Os sacerdotes conduzem Teutile ao altar onde irá ser sacrificada. Atormentado, Asprano chega ao local e relata ter ouvido Motezuma, e não Fernando, arder na prisão. Mitrena é possuída pela demência e abandona-se a delírios de vitória e vingança. Ramiro força a sua entrada no templo à frente de soldados e salva Teutile. Sozinha, Mitrena apercebe-se de que os seus deuses perderam todos os seus poderes.
Desesperada, decide matar-se quando, de súbito, aparece Motezuma que sobreviveu às chamas escapando por uma passagem secreta na prisão. Marido e mulher estão prontos a morrer, mas não sem antes conseguirem vingança.

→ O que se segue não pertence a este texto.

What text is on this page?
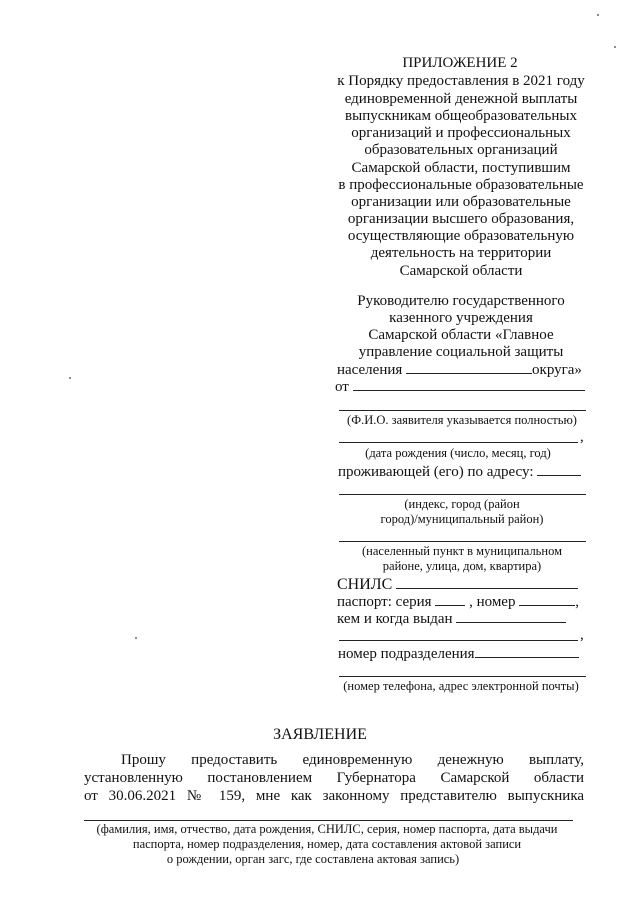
ПРИЛОЖЕНИЕ 2
к Порядку предоставления в 2021 году
единовременной денежной выплаты
выпускникам общеобразовательных
организаций и профессиональных
образовательных организаций
Самарской области, поступившим
в профессиональные образовательные
организации или образовательные
организации высшего образования,
осуществляющие образовательную
деятельность на территории
Самарской области
Руководителю государственного
казенного учреждения
Самарской области «Главное
управление социальной защиты
населения	округа»
от
(Ф.И.О. заявителя указывается полностью)
,
(дата рождения (число, месяц, год)
проживающей (его) по адресу:
(индекс, город (район
город)/муниципальный район)
(населенный пункт в муниципальном
районе, улица, дом, квартира)
СНИЛС
паспорт: серия	, номер	,
кем и когда выдан
,
номер подразделения
(номер телефона, адрес электронной почты)
ЗАЯВЛЕНИЕ
Прошу предоставить единовременную денежную выплату,
установленную постановлением Губернатора Самарской области
от 30.06.2021 № 159, мне как законному представителю выпускника
(фамилия, имя, отчество, дата рождения, СНИЛС, серия, номер паспорта, дата выдачи
паспорта, номер подразделения, номер, дата составления актовой записи
о рождении, орган загс, где составлена актовая запись)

Celebra-se a vitória de Fernando. Este anuncia aos mexicanos que agora têm um novo rei e um novo deus. Conquistou o trono, não para si. Mas para a glória de Espanha. Motezuma e Mitrena atacam furtivamente Fernando e Ramiro, mas são desarmados por Teutile e Asprano. Fernando mostrasse magnânimo e declara que ambos poderão continuar a reinar no México enquanto vassalos do rei espanhol. Ele próprio deseja abandonar o país deixando para trás o irmão Ramiro, como prova da boa fé espanhola uma vez que este desposará Teutile. Quando Ramiro declara que o sacrifício satisfará os deuses, Motezuma e Mitrena consentem a união. Motezuma percebe então que o México irá renascer.